Margaret Raspé presst das Huhn auf ein weißes Tuch im Gras, stellt sich mit den Füßen von hinten auf dessen Flügel und schneidet ihm den Kopf ab. Das Tuch färbt sich rot. Wir sehen die Hände der Künstlerin in Aktion: Sie filmt die Schlachtung mit einer Super-8-Kamera, die sie auf einen Baustellenhelm montiert hat. Ihr Blick wechselt zwischen dem zuckenden Hühnerkörper und dem abgetrennten Kopf hin und her. Noch einige Male geht der Schnabel auf und zu. Dann rupft sie das Huhn und weidet es aus.
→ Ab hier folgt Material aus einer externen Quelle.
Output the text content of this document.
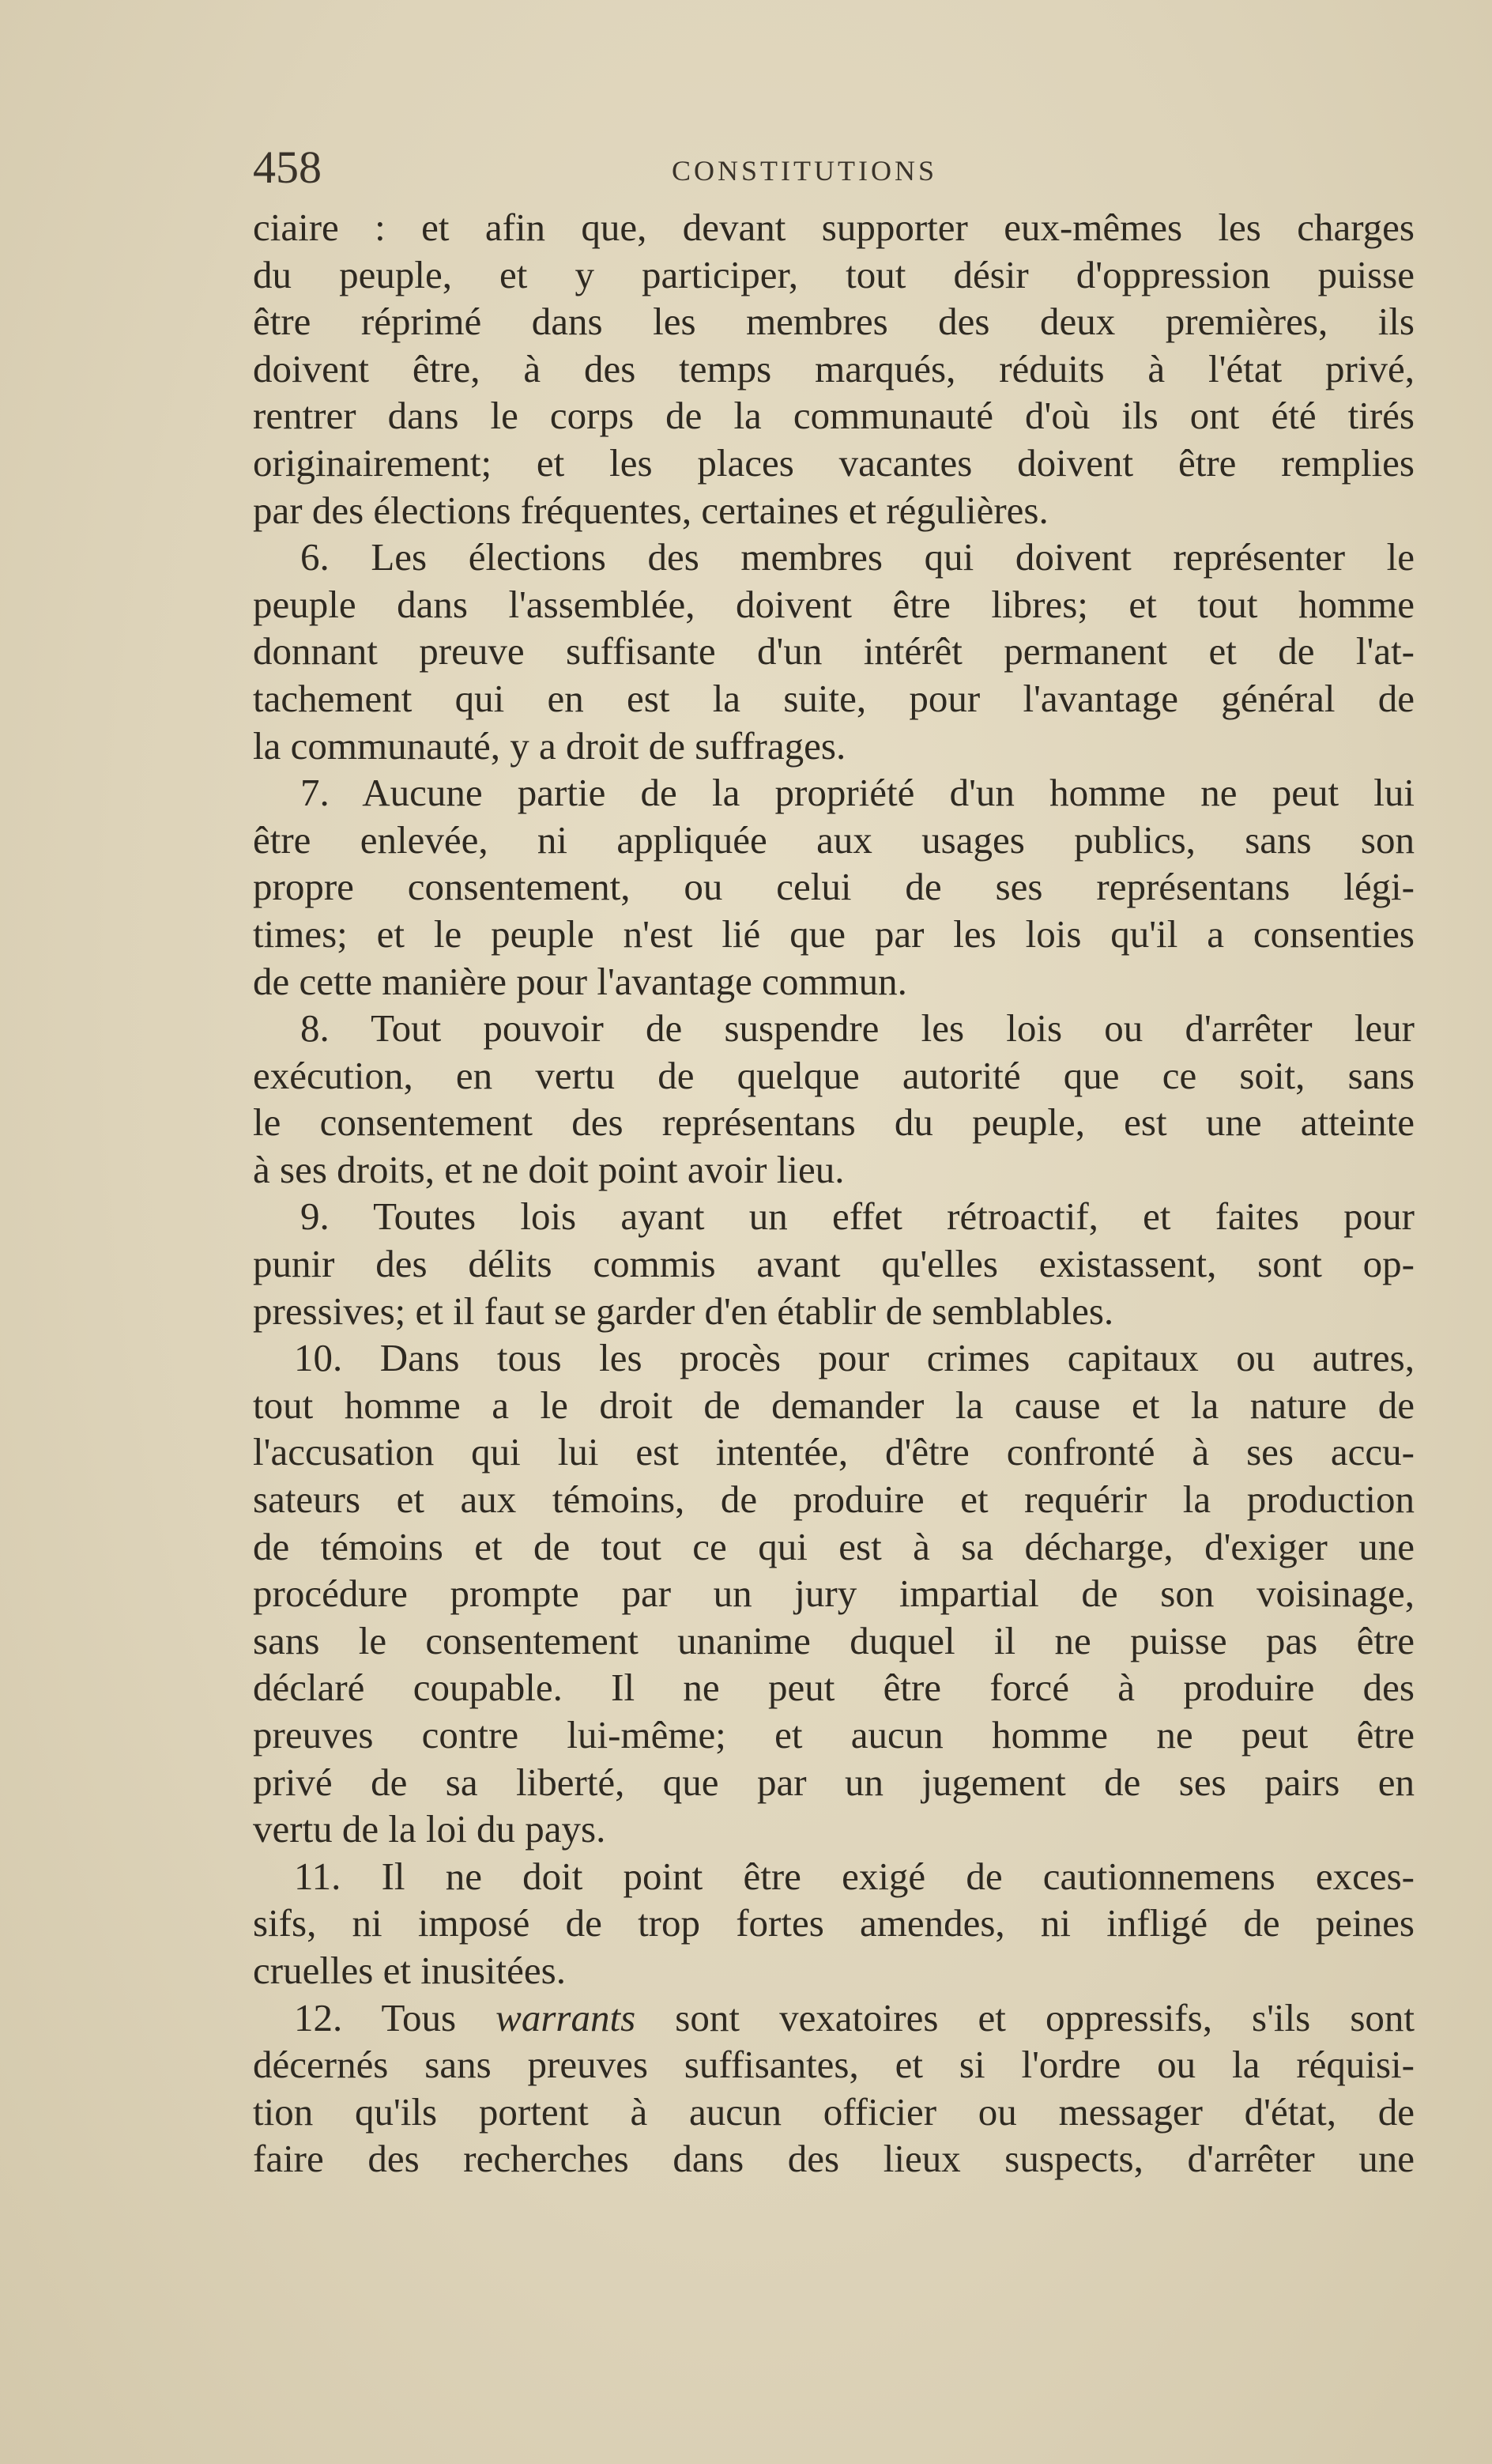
458	CONSTITUTIONS
ciaire : et afin que, devant supporter eux-mêmes les charges
du peuple, et y participer, tout désir d'oppression puisse
être réprimé dans les membres des deux premières, ils
doivent être, à des temps marqués, réduits à l'état privé,
rentrer dans le corps de la communauté d'où ils ont été tirés
originairement; et les places vacantes doivent être remplies
par des élections fréquentes, certaines et régulières.
6. Les élections des membres qui doivent représenter le
peuple dans l'assemblée, doivent être libres; et tout homme
donnant preuve suffisante d'un intérêt permanent et de l'at-
tachement qui en est la suite, pour l'avantage général de
la communauté, y a droit de suffrages.
7. Aucune partie de la propriété d'un homme ne peut lui
être enlevée, ni appliquée aux usages publics, sans son
propre consentement, ou celui de ses représentans légi-
times; et le peuple n'est lié que par les lois qu'il a consenties
de cette manière pour l'avantage commun.
8. Tout pouvoir de suspendre les lois ou d'arrêter leur
exécution, en vertu de quelque autorité que ce soit, sans
le consentement des représentans du peuple, est une atteinte
à ses droits, et ne doit point avoir lieu.
9. Toutes lois ayant un effet rétroactif, et faites pour
punir des délits commis avant qu'elles existassent, sont op-
pressives; et il faut se garder d'en établir de semblables.
10. Dans tous les procès pour crimes capitaux ou autres,
tout homme a le droit de demander la cause et la nature de
l'accusation qui lui est intentée, d'être confronté à ses accu-
sateurs et aux témoins, de produire et requérir la production
de témoins et de tout ce qui est à sa décharge, d'exiger une
procédure prompte par un jury impartial de son voisinage,
sans le consentement unanime duquel il ne puisse pas être
déclaré coupable. Il ne peut être forcé à produire des
preuves contre lui-même; et aucun homme ne peut être
privé de sa liberté, que par un jugement de ses pairs en
vertu de la loi du pays.
11. Il ne doit point être exigé de cautionnemens exces-
sifs, ni imposé de trop fortes amendes, ni infligé de peines
cruelles et inusitées.
12. Tous warrants sont vexatoires et oppressifs, s'ils sont
décernés sans preuves suffisantes, et si l'ordre ou la réquisi-
tion qu'ils portent à aucun officier ou messager d'état, de
faire des recherches dans des lieux suspects, d'arrêter une
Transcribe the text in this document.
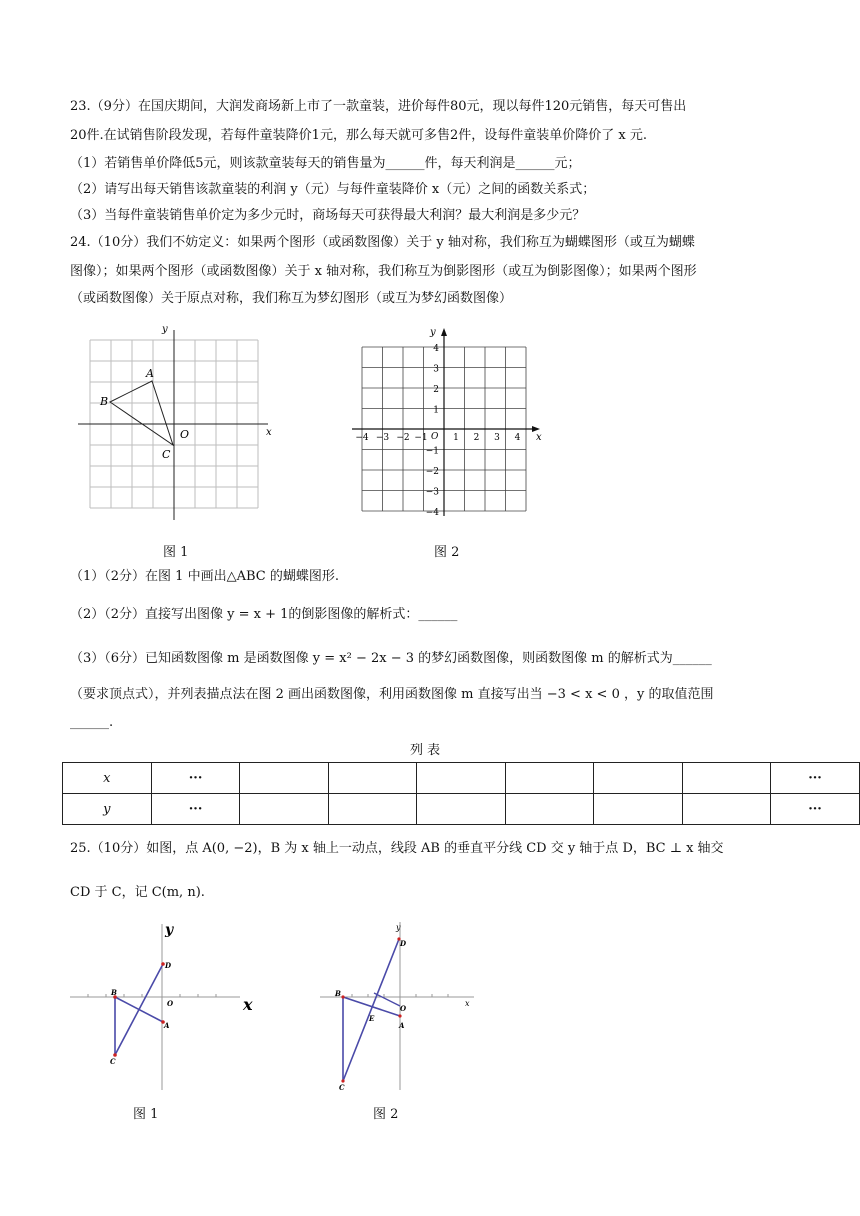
23.（9分）在国庆期间，大润发商场新上市了一款童装，进价每件80元，现以每件120元销售，每天可售出
20件.在试销售阶段发现，若每件童装降价1元，那么每天就可多售2件，设每件童装单价降价了 x 元.
（1）若销售单价降低5元，则该款童装每天的销售量为______件，每天利润是______元；
（2）请写出每天销售该款童装的利润 y（元）与每件童装降价 x（元）之间的函数关系式；
（3）当每件童装销售单价定为多少元时，商场每天可获得最大利润？最大利润是多少元？
24.（10分）我们不妨定义：如果两个图形（或函数图像）关于 y 轴对称，我们称互为蝴蝶图形（或互为蝴蝶
图像）；如果两个图形（或函数图像）关于 x 轴对称，我们称互为倒影图形（或互为倒影图像）；如果两个图形
（或函数图像）关于原点对称，我们称互为梦幻图形（或互为梦幻函数图像）
A
B
C
O	x
y
图 1
x
y
O
−4 −3 −2 −1	1 2 3 4
4
3
2
1
−1
−2
−3
−4
图 2
（1）（2分）在图 1 中画出△ABC 的蝴蝶图形.
（2）（2分）直接写出图像 y = x + 1的倒影图像的解析式：______
（3）（6分）已知函数图像 m 是函数图像 y = x² − 2x − 3 的梦幻函数图像，则函数图像 m 的解析式为______
（要求顶点式），并列表描点法在图 2 画出函数图像，利用函数图像 m 直接写出当 −3 < x < 0 ，y 的取值范围
______.
列 表
x	···							···
y	···							···
25.（10分）如图，点 A(0, −2)，B 为 x 轴上一动点，线段 AB 的垂直平分线 CD 交 y 轴于点 D，BC ⊥ x 轴交
CD 于 C，记 C(m, n).
B
C
D
A
O	x
y
图 1
B
C
D
A
E
O
x
y
图 2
Harter Schnitt: Jetzt hält Raspé ein Tiefkühlhuhn Marke Wiesenhof in die Kamera, befreit es aus seiner Plastikhülle, reibt es mit Salz und Paprika ein und schiebt es in den Ofen. „Oh Tod, wie nahrhaft bist du“ entsteht Anfang der 1970er Jahre zusammen mit weiteren Helmkamerafilmen. Die meisten davon zeigen Raspé, also ihre Hände, bei der Hausarbeit: beim Abwaschen, Kuchenbacken, Schnitzelschlagen.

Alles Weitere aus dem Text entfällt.